Creamy Chicken Chili

Creamy Chicken Chili
4 from 1 ratings
As the weather is changing it seems that Chili is in the air.  While at the grocery store I picked up a package of 2 bone in chicken breast and had all of the other ingredients handy.   This was our lunch and we really enjoyed this creamy chicken chili which is a great paleo recipes and gluten free.  Enjoy For this recipe and other entertaining tips from Cindy's Table, click here.
  • 1 1/2 pound bone-in chicken breasts
  • 4 tablespoon olive oil (divided)
  • 1 teaspoon sea salt
  • 1/2 teaspoon freshly ground pepper
  • 1 small onion, chopped (about 1/2 cup)

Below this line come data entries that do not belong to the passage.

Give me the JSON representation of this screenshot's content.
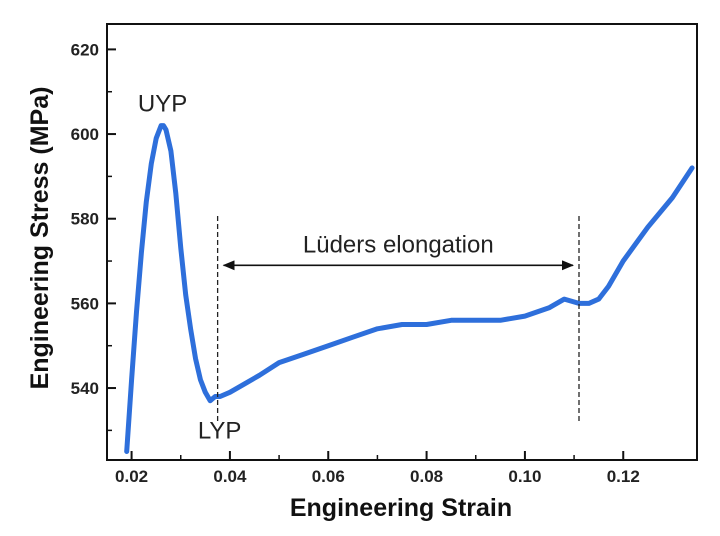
{
  "chart_data": {
    "type": "line",
    "title": "",
    "xlabel": "Engineering Strain",
    "ylabel": "Engineering Stress (MPa)",
    "xlim": [
      0.015,
      0.135
    ],
    "ylim": [
      523,
      626
    ],
    "x_ticks": [
      0.02,
      0.04,
      0.06,
      0.08,
      0.1,
      0.12
    ],
    "x_tick_labels": [
      "0.02",
      "0.04",
      "0.06",
      "0.08",
      "0.10",
      "0.12"
    ],
    "y_ticks": [
      540,
      560,
      580,
      600,
      620
    ],
    "y_tick_labels": [
      "540",
      "560",
      "580",
      "600",
      "620"
    ],
    "grid": false,
    "legend": "none",
    "series_color": "#2E6FDB",
    "series": [
      {
        "x": [
          0.019,
          0.02,
          0.021,
          0.022,
          0.023,
          0.024,
          0.025,
          0.026,
          0.0265,
          0.027,
          0.028,
          0.029,
          0.03,
          0.031,
          0.032,
          0.033,
          0.034,
          0.035,
          0.036,
          0.037,
          0.038,
          0.04,
          0.043,
          0.046,
          0.05,
          0.055,
          0.06,
          0.065,
          0.07,
          0.075,
          0.08,
          0.085,
          0.09,
          0.095,
          0.1,
          0.105,
          0.108,
          0.111,
          0.113,
          0.115,
          0.117,
          0.12,
          0.125,
          0.13,
          0.134
        ],
        "y": [
          525,
          542,
          558,
          572,
          584,
          593,
          599,
          602,
          602,
          601,
          596,
          586,
          573,
          562,
          554,
          547,
          542,
          539,
          537,
          538,
          538,
          539,
          541,
          543,
          546,
          548,
          550,
          552,
          554,
          555,
          555,
          556,
          556,
          556,
          557,
          559,
          561,
          560,
          560,
          561,
          564,
          570,
          578,
          585,
          592
        ]
      }
    ],
    "annotations": [
      {
        "text": "UYP",
        "x": 0.0265,
        "y": 602
      },
      {
        "text": "LYP",
        "x": 0.0375,
        "y": 537
      },
      {
        "text": "Lüders elongation",
        "x_start": 0.0375,
        "x_end": 0.111,
        "y": 569
      }
    ],
    "reference_lines_x": [
      0.0375,
      0.111
    ]
  }
}
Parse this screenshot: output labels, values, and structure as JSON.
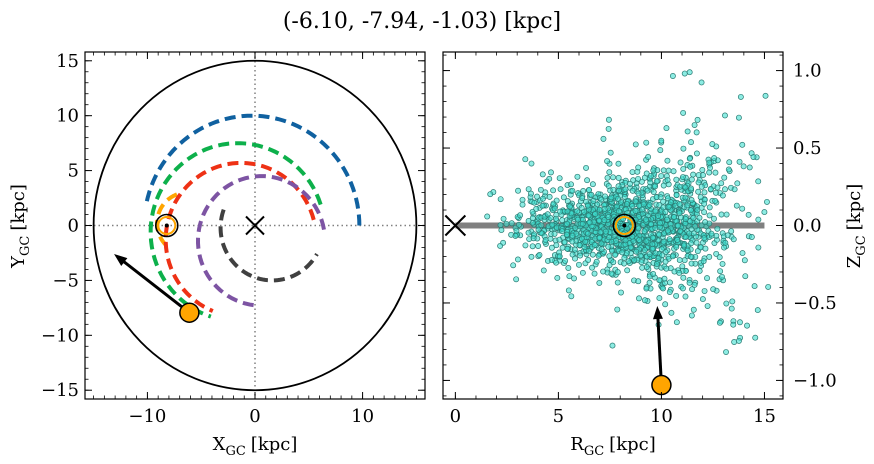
{
  "figure": {
    "title": "(-6.10, -7.94, -1.03) [kpc]"
  },
  "chart_data": [
    {
      "type": "line",
      "panel": "face-on",
      "xlabel": {
        "main": "X",
        "sub": "GC",
        "unit": "[kpc]"
      },
      "ylabel": {
        "main": "Y",
        "sub": "GC",
        "unit": "[kpc]"
      },
      "xlim": [
        -15.8,
        15.8
      ],
      "ylim": [
        -15.8,
        15.8
      ],
      "xticks": [
        -10,
        0,
        10
      ],
      "yticks": [
        -15,
        -10,
        -5,
        0,
        5,
        10,
        15
      ],
      "tick_labels_x": [
        "−10",
        "0",
        "10"
      ],
      "tick_labels_y": [
        "−15",
        "−10",
        "−5",
        "0",
        "5",
        "10",
        "15"
      ],
      "boundary_circle": {
        "cx": 0,
        "cy": 0,
        "r": 15,
        "color": "#000000"
      },
      "reference_lines": {
        "x": 0,
        "y": 0,
        "style": "dotted",
        "color": "#808080"
      },
      "galactic_center": {
        "x": 0,
        "y": 0,
        "marker": "x"
      },
      "sun": {
        "x": -8.2,
        "y": 0.0,
        "marker": "circled-dot",
        "color": "#ffa500"
      },
      "star": {
        "x": -6.1,
        "y": -7.94,
        "color": "#ffa500"
      },
      "arrow": {
        "from": [
          -6.1,
          -7.94
        ],
        "to": [
          -13.1,
          -2.6
        ]
      },
      "spiral_arms": [
        {
          "color": "#1061a0",
          "r": 10.0,
          "theta_start": 0,
          "theta_end": 168,
          "center": [
            -0.3,
            0
          ]
        },
        {
          "color": "#0db04b",
          "r": 8.1,
          "theta_start": 18,
          "theta_end": 252,
          "center": [
            -1.6,
            -0.6
          ]
        },
        {
          "color": "#ffa500",
          "r": 2.8,
          "theta_start": 110,
          "theta_end": 225,
          "center": [
            -6.3,
            0.2
          ]
        },
        {
          "color": "#ee3115",
          "r": 7.0,
          "theta_start": 15,
          "theta_end": 248,
          "center": [
            -1.3,
            -1.3
          ]
        },
        {
          "color": "#7d54a3",
          "r": 5.9,
          "theta_start": 10,
          "theta_end": 268,
          "center": [
            0.6,
            -1.4
          ]
        },
        {
          "color": "#404040",
          "r": 4.8,
          "theta_start": 160,
          "theta_end": 330,
          "center": [
            1.6,
            -0.2
          ]
        }
      ]
    },
    {
      "type": "scatter",
      "panel": "edge-on",
      "xlabel": {
        "main": "R",
        "sub": "GC",
        "unit": "[kpc]"
      },
      "ylabel": {
        "main": "Z",
        "sub": "GC",
        "unit": "[kpc]"
      },
      "xlim": [
        -0.6,
        15.9
      ],
      "ylim": [
        -1.12,
        1.12
      ],
      "xticks": [
        0,
        5,
        10,
        15
      ],
      "yticks": [
        -1.0,
        -0.5,
        0.0,
        0.5,
        1.0
      ],
      "tick_labels_x": [
        "0",
        "5",
        "10",
        "15"
      ],
      "tick_labels_y": [
        "−1.0",
        "−0.5",
        "0.0",
        "0.5",
        "1.0"
      ],
      "disk_line": {
        "x": [
          0,
          15
        ],
        "y": 0,
        "color": "#808080"
      },
      "galactic_center": {
        "x": 0,
        "y": 0,
        "marker": "x"
      },
      "sun": {
        "x": 8.2,
        "y": 0.0,
        "marker": "circled-dot",
        "color": "#ffa500"
      },
      "star": {
        "x": 10.0,
        "y": -1.03,
        "color": "#ffa500"
      },
      "arrow": {
        "from": [
          10.0,
          -1.03
        ],
        "to": [
          9.8,
          -0.52
        ]
      },
      "points_color": "#40e0d0",
      "points_model": {
        "n": 1500,
        "r_center": 8.5,
        "r_spread": 2.6,
        "r_min": 1.5,
        "r_max": 15.3,
        "z_scale": 0.1,
        "z_growth": 0.3
      }
    }
  ]
}
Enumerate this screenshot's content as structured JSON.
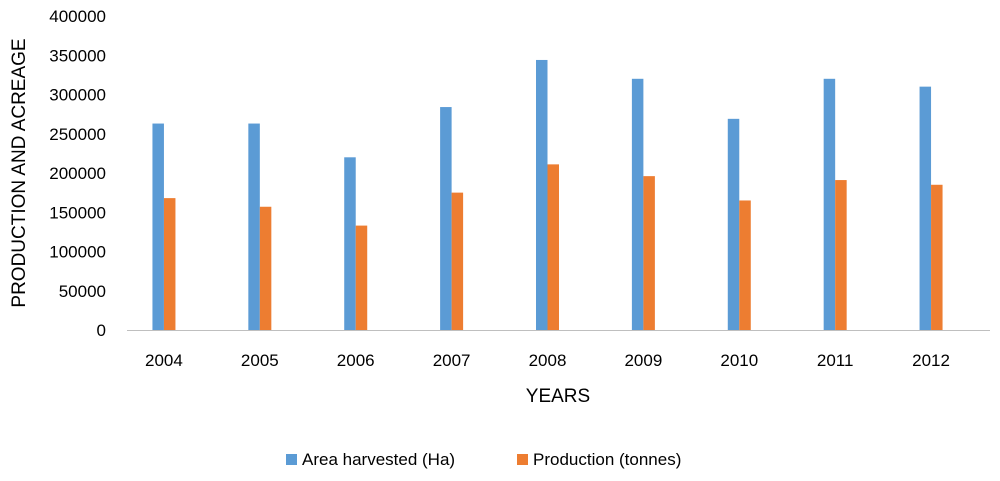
{
  "chart_data": {
    "type": "bar",
    "title": "",
    "xlabel": "YEARS",
    "ylabel": "PRODUCTION AND ACREAGE",
    "categories": [
      "2004",
      "2005",
      "2006",
      "2007",
      "2008",
      "2009",
      "2010",
      "2011",
      "2012"
    ],
    "series": [
      {
        "name": "Area harvested (Ha)",
        "color": "#5B9BD5",
        "values": [
          263000,
          263000,
          220000,
          284000,
          344000,
          320000,
          269000,
          320000,
          310000
        ]
      },
      {
        "name": "Production (tonnes)",
        "color": "#ED7D31",
        "values": [
          168000,
          157000,
          133000,
          175000,
          211000,
          196000,
          165000,
          191000,
          185000
        ]
      }
    ],
    "ylim": [
      0,
      400000
    ],
    "yticks": [
      "0",
      "50000",
      "100000",
      "150000",
      "200000",
      "250000",
      "300000",
      "350000",
      "400000"
    ],
    "grid": false,
    "legend_position": "bottom"
  }
}
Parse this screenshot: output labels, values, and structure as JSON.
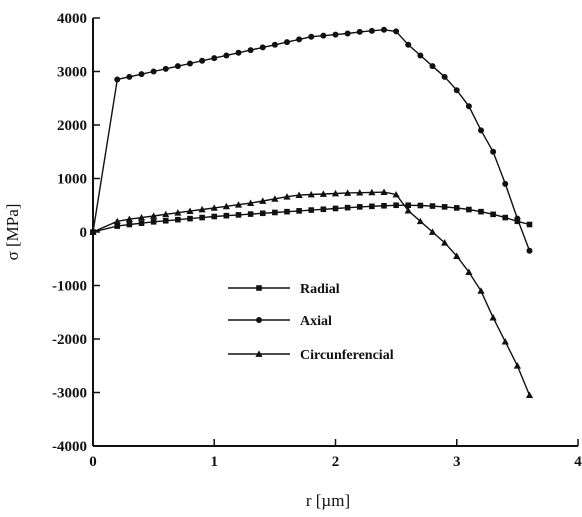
{
  "chart_data": {
    "type": "line",
    "title": "",
    "xlabel": "r [µm]",
    "ylabel": "σ [MPa]",
    "xlim": [
      0,
      4
    ],
    "ylim": [
      -4000,
      4000
    ],
    "x_ticks": [
      0,
      1,
      2,
      3,
      4
    ],
    "y_ticks": [
      -4000,
      -3000,
      -2000,
      -1000,
      0,
      1000,
      2000,
      3000,
      4000
    ],
    "legend_position": "center",
    "series": [
      {
        "name": "Radial",
        "marker": "square",
        "x": [
          0,
          0.2,
          0.3,
          0.4,
          0.5,
          0.6,
          0.7,
          0.8,
          0.9,
          1.0,
          1.1,
          1.2,
          1.3,
          1.4,
          1.5,
          1.6,
          1.7,
          1.8,
          1.9,
          2.0,
          2.1,
          2.2,
          2.3,
          2.4,
          2.5,
          2.6,
          2.7,
          2.8,
          2.9,
          3.0,
          3.1,
          3.2,
          3.3,
          3.4,
          3.5,
          3.6
        ],
        "y": [
          0,
          110,
          140,
          165,
          190,
          210,
          230,
          250,
          270,
          290,
          305,
          320,
          335,
          350,
          365,
          380,
          395,
          410,
          425,
          440,
          455,
          470,
          480,
          490,
          500,
          500,
          495,
          485,
          470,
          450,
          420,
          380,
          330,
          270,
          200,
          140
        ]
      },
      {
        "name": "Axial",
        "marker": "circle",
        "x": [
          0,
          0.2,
          0.3,
          0.4,
          0.5,
          0.6,
          0.7,
          0.8,
          0.9,
          1.0,
          1.1,
          1.2,
          1.3,
          1.4,
          1.5,
          1.6,
          1.7,
          1.8,
          1.9,
          2.0,
          2.1,
          2.2,
          2.3,
          2.4,
          2.5,
          2.6,
          2.7,
          2.8,
          2.9,
          3.0,
          3.1,
          3.2,
          3.3,
          3.4,
          3.5,
          3.6
        ],
        "y": [
          0,
          2850,
          2900,
          2950,
          3000,
          3050,
          3100,
          3150,
          3200,
          3250,
          3300,
          3350,
          3400,
          3450,
          3500,
          3550,
          3600,
          3650,
          3670,
          3690,
          3710,
          3740,
          3760,
          3780,
          3750,
          3500,
          3300,
          3100,
          2900,
          2650,
          2350,
          1900,
          1500,
          900,
          250,
          -350
        ]
      },
      {
        "name": "Circunferencial",
        "marker": "triangle",
        "x": [
          0,
          0.2,
          0.3,
          0.4,
          0.5,
          0.6,
          0.7,
          0.8,
          0.9,
          1.0,
          1.1,
          1.2,
          1.3,
          1.4,
          1.5,
          1.6,
          1.7,
          1.8,
          1.9,
          2.0,
          2.1,
          2.2,
          2.3,
          2.4,
          2.5,
          2.6,
          2.7,
          2.8,
          2.9,
          3.0,
          3.1,
          3.2,
          3.3,
          3.4,
          3.5,
          3.6
        ],
        "y": [
          0,
          200,
          240,
          270,
          300,
          330,
          360,
          390,
          420,
          450,
          480,
          510,
          540,
          580,
          620,
          660,
          690,
          700,
          710,
          720,
          730,
          735,
          740,
          745,
          700,
          400,
          200,
          0,
          -200,
          -450,
          -750,
          -1100,
          -1600,
          -2050,
          -2500,
          -3050
        ]
      }
    ]
  }
}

  • 2 cloves garlic, minced
  • 1 teaspoon dried simply organic basil
  • 1 teaspoon dried simply organic oregano
  • 1 teaspoon dried simply organic parsley
  • 1/4 teaspoon simply organic red pepper flakes
  • 3/4 cup white mushrooms, chopped
  • 3 cup chicken broth
  • 1/4 can full fat canned coconut milk
  1. Directions
  2. Preheat oven to 350. Prepare a baking sheet lined with foil. (for easy clean up). Season chicken with 2 tablespoons olive oil, salt and pepper. Bake for 35 minutes. Let cool. In a large pot over medium heat add 2 tablespoons oil then add onion and garlic and saute for 5 minutes. Stir in basil, oregano, parsley, pepper flakes and mushrooms. Continue to saute for 5 minutes. Add chicken stock. Bring to a low boil, cover and reduce heat to simmer. Break apart chicken and add to pot. Add in coconut milk, cover for 10 minutes.